GARDEN VOYEUR: Williamsburg Rooftop

This post is adapted from an article I wrote that appears in the current issue of Garden Design magazine. These are my own scouting shots, taken a year ago this month.


THE VIEW FROM THIS 4,000 SQUARE FOOT ROOFTOP TERRACE in Williamsburg, Brooklyn, is a triple whammy, with the East River, the Manhattan skyline, and the monumental latticework of the Williamsburg Bridge all seen in close-up. It cried out for equally spectacular landscaping.


The client, who is in real estate, hired celebrity garden designer Rebecca Cole to turn the vast, 11th floor terrace into something two people could enjoy without feeling lost in space. Cole, a well-known TV personality and author, imagined the space as a sort of urban woodland, where you can “literally wander as you would through the woods, taking different paths around birches and evergreens, coming upon places to sit, noticing pretty little ground cover flowers.”


It does indeed feel like a natural landscape, which Cole designed by using the existing 24-inch-square concrete pavers almost like graph paper. She started with the trees (clump birch and red maple are the mainstays), “putting them in spaces that feel like they’re making winding paths. Then I figured out how many containers should surround them.”


Cube-shaped metal planters mimic the grids of steel across the river. They’re filled with tough  country-style perennials like rudbeckia, echinacea, Russian sage, coreopsis, spirea, nepeta, and salvia. Sun-loving and drought-tolerant, they are surprisingly happy on an exposed urban roof.


The client wanted a water feature, but because of the windy conditions, a fountain was out. So Cole came up with an architectural solution, simple and geometric — little ‘infinity pools,’ flush with the ground. Here, too, the experience resembles a walk in the woods, where streams pop up every once in a while.


Half a dozen shallow rubber trays, pre-planted with sedums in mixed shapes and colors, form patterned ‘carpets,’ positioned for all-season viewing from the loft’s floor-to-ceiling windows.

GARDEN VOYEUR: Same Designer, Different Styles in Park Slope

HERE’S AN ILLUMINATING EXAMPLE  of how a professional landscape architect, working to address clients’ unique needs and properties, comes up with totally individualized solutions.

The professional is Liz Farrell of Park Slope, who has degrees in environmental science and landscape architecture, and has been in business since 1994. The clients are, in the first case, a family with three teens, two dogs, and a small budget; in the second, an empty-nest couple with an 800 square foot, excessively shady backyard.


Sunny, tiny (18’x35’) and cost-conscious, this Park Slope garden was originally a rectangle of struggling lawn with a concrete perimeter.

Four years ago, the homeowners called Farrell to rethink it. They wanted an area for entertaining as well as space for their two yellow Labs to let off steam; they also had a desire for a cottage-style garden full of herbs and flowers.

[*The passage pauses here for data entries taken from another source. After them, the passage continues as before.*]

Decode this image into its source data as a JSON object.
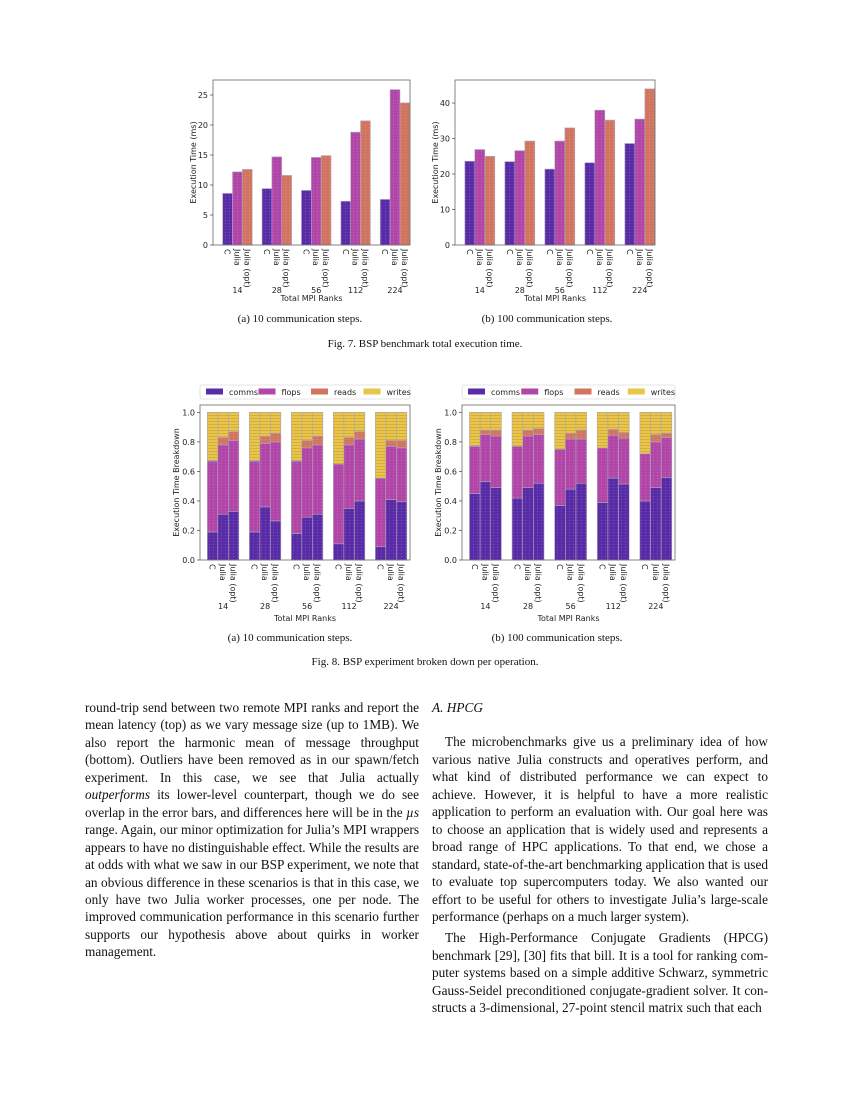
{
  "colors": {
    "comms_or_C": "#5a2ba6",
    "flops_or_julia": "#b245a8",
    "reads_or_julia_opt": "#d27560",
    "writes": "#e9c54b"
  },
  "chart_data": [
    {
      "type": "bar",
      "categories": [
        "14",
        "28",
        "56",
        "112",
        "224"
      ],
      "subcategories": [
        "C",
        "Julia",
        "Julia (opt)"
      ],
      "series": [
        {
          "name": "C",
          "values": [
            8.6,
            9.4,
            9.1,
            7.3,
            7.6
          ]
        },
        {
          "name": "Julia",
          "values": [
            12.2,
            14.7,
            14.6,
            18.8,
            25.9
          ]
        },
        {
          "name": "Julia (opt)",
          "values": [
            12.6,
            11.6,
            14.9,
            20.7,
            23.7
          ]
        }
      ],
      "xlabel": "Total MPI Ranks",
      "ylabel": "Execution Time (ms)",
      "ylim": [
        0,
        27.5
      ],
      "yticks": [
        "0",
        "5",
        "10",
        "15",
        "20",
        "25"
      ],
      "grid": false
    },
    {
      "type": "bar",
      "categories": [
        "14",
        "28",
        "56",
        "112",
        "224"
      ],
      "subcategories": [
        "C",
        "Julia",
        "Julia (opt)"
      ],
      "series": [
        {
          "name": "C",
          "values": [
            23.6,
            23.5,
            21.4,
            23.2,
            28.6
          ]
        },
        {
          "name": "Julia",
          "values": [
            26.9,
            26.6,
            29.3,
            38.0,
            35.5
          ]
        },
        {
          "name": "Julia (opt)",
          "values": [
            25.0,
            29.3,
            33.0,
            35.2,
            44.0
          ]
        }
      ],
      "xlabel": "Total MPI Ranks",
      "ylabel": "Execution Time (ms)",
      "ylim": [
        0,
        46.5
      ],
      "yticks": [
        "0",
        "10",
        "20",
        "30",
        "40"
      ],
      "grid": false
    },
    {
      "type": "bar",
      "stacked": true,
      "categories": [
        "14",
        "28",
        "56",
        "112",
        "224"
      ],
      "subcategories": [
        "C",
        "Julia",
        "Julia (opt)"
      ],
      "legend": [
        "comms",
        "flops",
        "reads",
        "writes"
      ],
      "legend_position": "top",
      "series": [
        {
          "name": "comms",
          "values": [
            [
              0.19,
              0.31,
              0.33
            ],
            [
              0.19,
              0.36,
              0.265
            ],
            [
              0.18,
              0.29,
              0.31
            ],
            [
              0.11,
              0.35,
              0.4
            ],
            [
              0.09,
              0.41,
              0.395
            ]
          ]
        },
        {
          "name": "flops",
          "values": [
            [
              0.48,
              0.47,
              0.48
            ],
            [
              0.48,
              0.43,
              0.535
            ],
            [
              0.49,
              0.47,
              0.47
            ],
            [
              0.54,
              0.43,
              0.42
            ],
            [
              0.465,
              0.36,
              0.365
            ]
          ]
        },
        {
          "name": "reads",
          "values": [
            [
              0.005,
              0.05,
              0.06
            ],
            [
              0.005,
              0.05,
              0.06
            ],
            [
              0.005,
              0.05,
              0.06
            ],
            [
              0.0,
              0.05,
              0.05
            ],
            [
              0.0,
              0.04,
              0.05
            ]
          ]
        },
        {
          "name": "writes",
          "values": [
            [
              0.325,
              0.17,
              0.13
            ],
            [
              0.325,
              0.16,
              0.14
            ],
            [
              0.325,
              0.19,
              0.16
            ],
            [
              0.35,
              0.17,
              0.13
            ],
            [
              0.445,
              0.19,
              0.19
            ]
          ]
        }
      ],
      "xlabel": "Total MPI Ranks",
      "ylabel": "Execution Time Breakdown",
      "ylim": [
        0,
        1.05
      ],
      "yticks": [
        "0.0",
        "0.2",
        "0.4",
        "0.6",
        "0.8",
        "1.0"
      ],
      "grid": false
    },
    {
      "type": "bar",
      "stacked": true,
      "categories": [
        "14",
        "28",
        "56",
        "112",
        "224"
      ],
      "subcategories": [
        "C",
        "Julia",
        "Julia (opt)"
      ],
      "legend": [
        "comms",
        "flops",
        "reads",
        "writes"
      ],
      "legend_position": "top",
      "series": [
        {
          "name": "comms",
          "values": [
            [
              0.45,
              0.53,
              0.49
            ],
            [
              0.42,
              0.49,
              0.52
            ],
            [
              0.37,
              0.48,
              0.52
            ],
            [
              0.39,
              0.555,
              0.515
            ],
            [
              0.4,
              0.49,
              0.56
            ]
          ]
        },
        {
          "name": "flops",
          "values": [
            [
              0.32,
              0.32,
              0.35
            ],
            [
              0.35,
              0.35,
              0.33
            ],
            [
              0.38,
              0.34,
              0.3
            ],
            [
              0.37,
              0.29,
              0.31
            ],
            [
              0.32,
              0.31,
              0.27
            ]
          ]
        },
        {
          "name": "reads",
          "values": [
            [
              0.005,
              0.03,
              0.04
            ],
            [
              0.0,
              0.04,
              0.04
            ],
            [
              0.0,
              0.04,
              0.06
            ],
            [
              0.0,
              0.04,
              0.04
            ],
            [
              0.0,
              0.05,
              0.03
            ]
          ]
        },
        {
          "name": "writes",
          "values": [
            [
              0.225,
              0.12,
              0.12
            ],
            [
              0.23,
              0.12,
              0.11
            ],
            [
              0.25,
              0.14,
              0.12
            ],
            [
              0.24,
              0.115,
              0.135
            ],
            [
              0.28,
              0.15,
              0.14
            ]
          ]
        }
      ],
      "xlabel": "Total MPI Ranks",
      "ylabel": "Execution Time Breakdown",
      "ylim": [
        0,
        1.05
      ],
      "yticks": [
        "0.0",
        "0.2",
        "0.4",
        "0.6",
        "0.8",
        "1.0"
      ],
      "grid": false
    }
  ],
  "figures": {
    "fig7": {
      "sub_a": "(a) 10 communication steps.",
      "sub_b": "(b) 100 communication steps.",
      "caption": "Fig. 7.  BSP benchmark total execution time."
    },
    "fig8": {
      "sub_a": "(a) 10 communication steps.",
      "sub_b": "(b) 100 communication steps.",
      "caption": "Fig. 8.  BSP experiment broken down per operation."
    }
  },
  "left_column": {
    "p1_a": "round-trip send between two remote MPI ranks and report the mean latency (top) as we vary message size (up to 1MB). We also report the harmonic mean of message throughput (bottom). Outliers have been removed as in our spawn/fetch experiment. In this case, we see that Julia actually ",
    "p1_em1": "outperforms",
    "p1_b": " its lower-level counterpart, though we do see overlap in the error bars, and differences here will be in the ",
    "p1_em2": "µs",
    "p1_c": " range. Again, our minor optimization for Julia’s MPI wrappers appears to have no distinguishable effect. While the results are at odds with what we saw in our BSP experiment, we note that an obvious difference in these scenarios is that in this case, we only have two Julia worker processes, one per node. The improved communication performance in this scenario further supports our hypothesis above about quirks in worker management."
  },
  "right_column": {
    "section_heading": "A. HPCG",
    "p1": "The microbenchmarks give us a preliminary idea of how various native Julia constructs and operatives perform, and what kind of distributed performance we can expect to achieve. However, it is helpful to have a more realistic application to perform an evaluation with. Our goal here was to choose an application that is widely used and represents a broad range of HPC applications. To that end, we chose a standard, state-of-the-art benchmarking application that is used to evaluate top supercomputers today. We also wanted our effort to be useful for others to investigate Julia’s large-scale performance (perhaps on a much larger system).",
    "p2": "The High-Performance Conjugate Gradients (HPCG) bench­mark [29], [30] fits that bill. It is a tool for ranking com­puter systems based on a simple additive Schwarz, symmetric Gauss-Seidel preconditioned conjugate-gradient solver. It con­structs a 3-dimensional, 27-point stencil matrix such that each"
  }
}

Today, they have all that. Farrell divided the space into two functional areas: a paved half of Belgian block and a symmetrically planted garden centered on a circular area made of salvaged slate. To save money and raise the back and sides of the garden up a few inches, Farrell re-used the original concrete curb that rimmed the lawn. An arched trellis at the entrance to the planted area and a metal tuteur with clematis in the center provide vertical structure, along with two tall junipers at the back.

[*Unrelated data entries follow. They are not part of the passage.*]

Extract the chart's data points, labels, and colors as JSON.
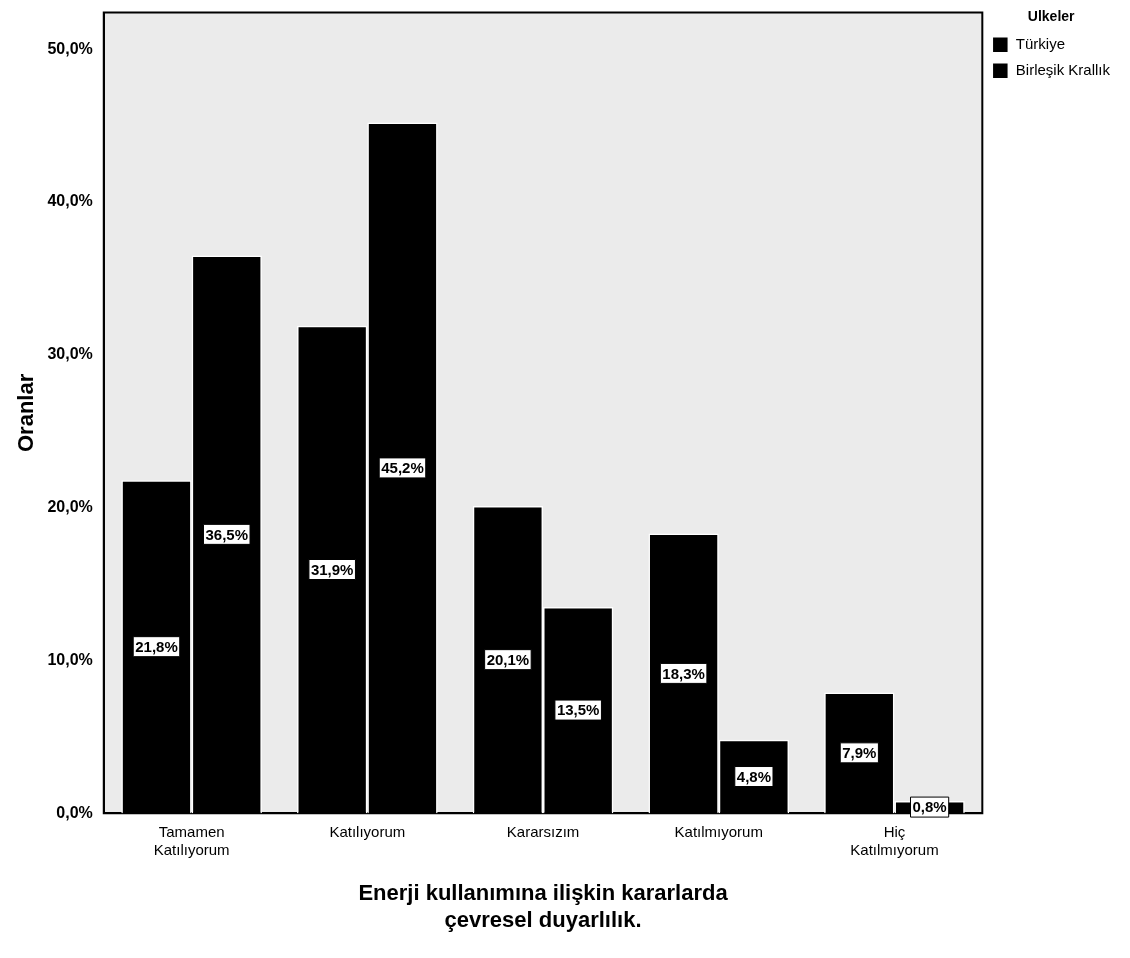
{
  "chart_data": {
    "type": "bar",
    "xlabel": "Enerji kullanımına ilişkin kararlarda\nçevresel duyarlılık.",
    "ylabel": "Oranlar",
    "legend_title": "Ülkeler",
    "legend": "top right",
    "categories": [
      "Tamamen\nKatılıyorum",
      "Katılıyorum",
      "Kararsızım",
      "Katılmıyorum",
      "Hiç\nKatılmıyorum"
    ],
    "series": [
      {
        "name": "Türkiye",
        "color": "#000000",
        "values": [
          21.8,
          31.9,
          20.1,
          18.3,
          7.9
        ],
        "value_labels": [
          "21,8%",
          "31,9%",
          "20,1%",
          "18,3%",
          "7,9%"
        ]
      },
      {
        "name": "Birleşik Krallık",
        "color": "#000000",
        "values": [
          36.5,
          45.2,
          13.5,
          4.8,
          0.8
        ],
        "value_labels": [
          "36,5%",
          "45,2%",
          "13,5%",
          "4,8%",
          "0,8%"
        ]
      }
    ],
    "ylim": [
      0,
      52.4
    ],
    "yticks": [
      {
        "value": 0,
        "label": "0,0%"
      },
      {
        "value": 10,
        "label": "10,0%"
      },
      {
        "value": 20,
        "label": "20,0%"
      },
      {
        "value": 30,
        "label": "30,0%"
      },
      {
        "value": 40,
        "label": "40,0%"
      },
      {
        "value": 50,
        "label": "50,0%"
      }
    ],
    "grid": false
  }
}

Bold primary colors on the house extension (a mud/utility room) provide cheer in all seasons.


Japanese holly divides the paved and planted areas. Summer-flowering shrubs (spirea, astilbe, honeysuckle, azaleas, climbing hydrangea, barberries) border the perimeter; perennials (geraniums, clematis, and more) and herbs are toward the center. Pink roses climb the fence on either side of the garden in early June.


11#2 ZEN

This 800 sq. ft. garden behind an elegant row house was a “real shade challenge,” in Farrell’s words. The homeowners wanted privacy while sitting on the deck and a focal element they could enjoy from the kitchen’s square bay window.


Farrell designed a spiral-shaped water feature of pebbles from Long Island Sound, with a simple, low fountain made by drilling a hole through natural rock. The stacked stone bench and bamboo fence, made from rolls of bamboo threaded with copper wire on a wood frame, give the garden a meditative, somewhat Asian feel.



Plantings include white paper birches, wood hyacinth, ferns, liriope, oak leaf and climbing hydrangeas and rhododendrons. The irregular paving stones have moss joints. A stand of bamboo under the metal deck and tall taxus in corners provide additional privacy from surrounding neighbors.